The W$J reports:
With the disclosure this week that close aides misused state police in an effort to damage a Republican rival, [NY Governor Eliot] Spitzer is facing the same kind of high-profile scrutiny that he was famous for inflicting upon others -- from Wall Street executives to radio conglomerates -- as New York's attorney general. In a role reversal, the aggressive Mr. Spitzer now is on the defensive and vowing to make amends. ...
While the report by [Democratic] Attorney General Andrew Cuomo found that no laws had been broken, it found that a close Spitzer aide schemed to create and give detailed reports to the media showing that Mr. Bruno had been using state aircraft to attend fund-raisers and other political events, rather than for state business as Mr. Bruno had certified. ...
The report found that the governor's communications director, Darren Dopp, and his top liaison to the state police pressured the state police to create, and in some instances re-create, records of Mr. Bruno's use of state aircraft and police escorts.
The report also suggested that the governor's staff gave a false story to investigators to explain why the information was being gathered, saying they were acting on a Freedom of Information Act request from a newspaper.
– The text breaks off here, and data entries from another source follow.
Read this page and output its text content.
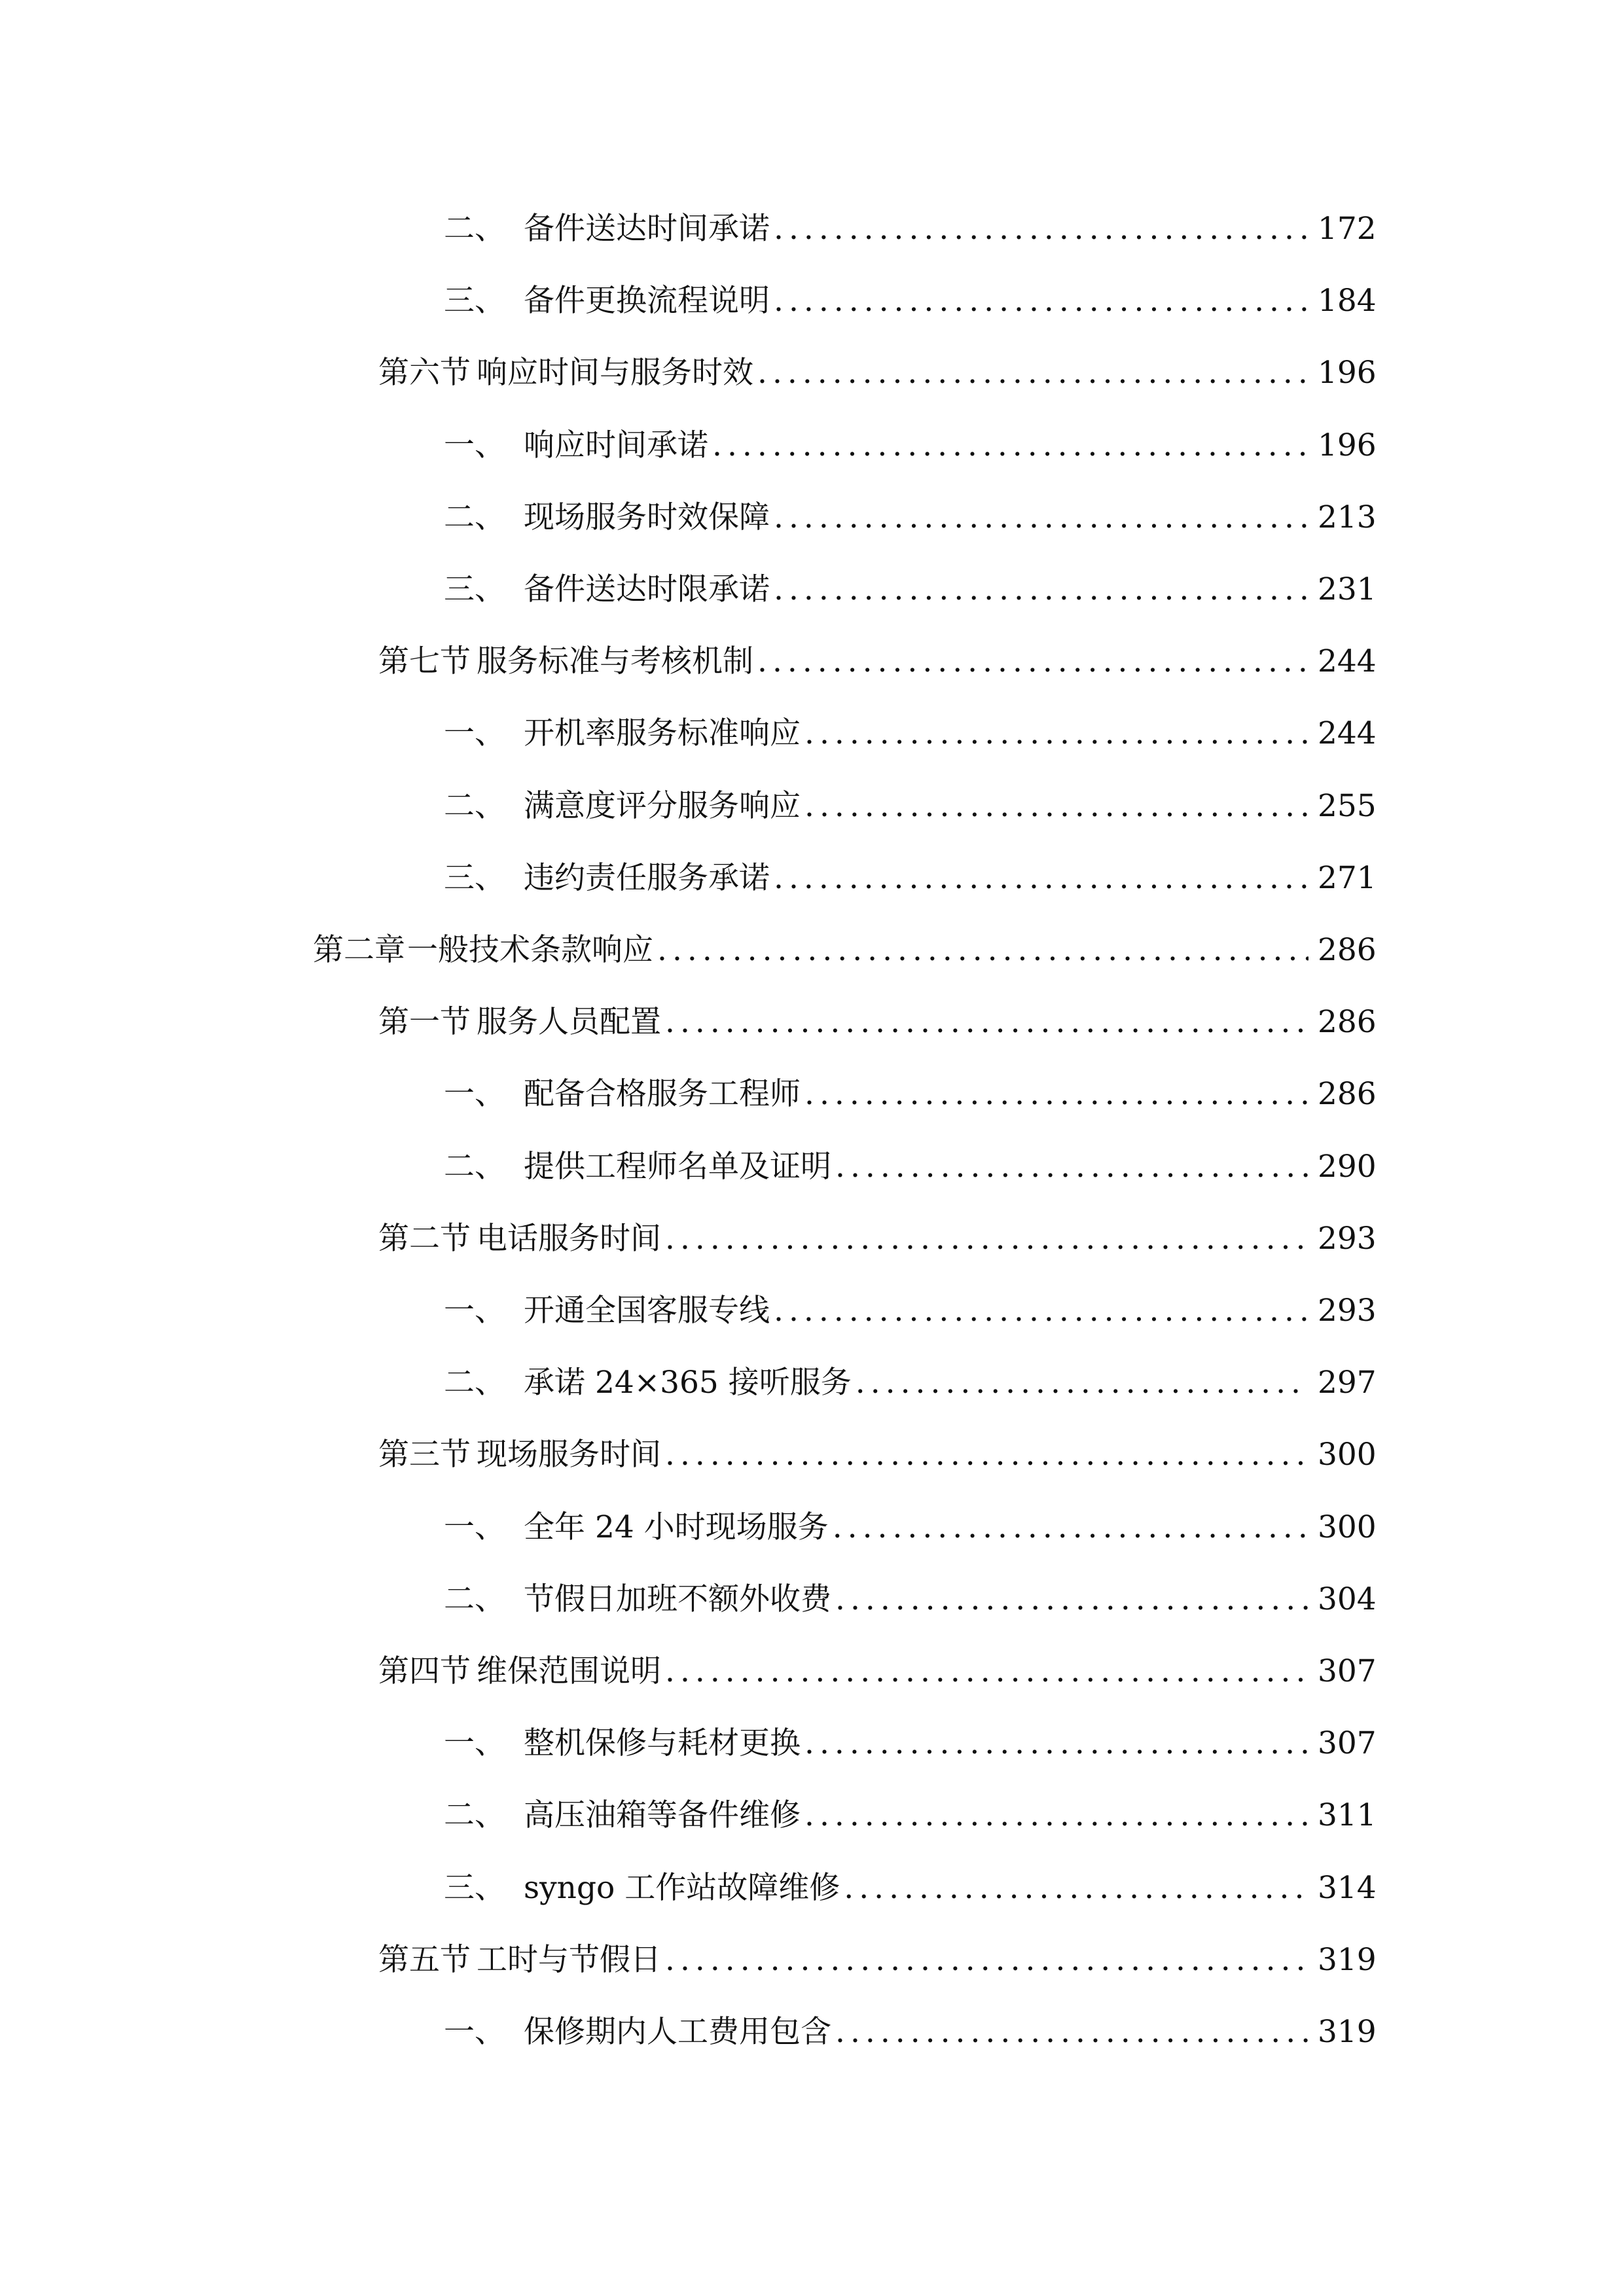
二、 备件送达时间承诺 .....	172
三、 备件更换流程说明 .....	184
第六节 响应时间与服务时效 .....	196
一、 响应时间承诺 .....	196
二、 现场服务时效保障 .....	213
三、 备件送达时限承诺 .....	231
第七节 服务标准与考核机制 .....	244
一、 开机率服务标准响应 .....	244
二、 满意度评分服务响应 .....	255
三、 违约责任服务承诺 .....	271
第二章 一般技术条款响应 .....	286
第一节 服务人员配置 .....	286
一、 配备合格服务工程师 .....	286
二、 提供工程师名单及证明 .....	290
第二节 电话服务时间 .....	293
一、 开通全国客服专线 .....	293
二、 承诺 24×365 接听服务 .....	297
第三节 现场服务时间 .....	300
一、 全年 24 小时现场服务 .....	300
二、 节假日加班不额外收费 .....	304
第四节 维保范围说明 .....	307
一、 整机保修与耗材更换 .....	307
二、 高压油箱等备件维修 .....	311
三、 syngo 工作站故障维修 .....	314
第五节 工时与节假日 .....	319
一、 保修期内人工费用包含 .....	319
How can it possibly be the case that lying to investigators and pressuring police to falsify records broke no laws? Does NY have no equivalent of the federal provision in 18 USC 1001 that criminally penalizes, by up to five years in prison, any person who "knowingly and willfully— ... (2) makes any materially false, fictitious, or fraudulent statement or representation; or (3) makes or uses any false writing or document knowing the same to contain any materially false, fictitious, or fraudulent statement or entry." I'm no fan of 18 USC 1001, but it's just the sort of statute Spitzer would have loved back when he was NY Attorney General.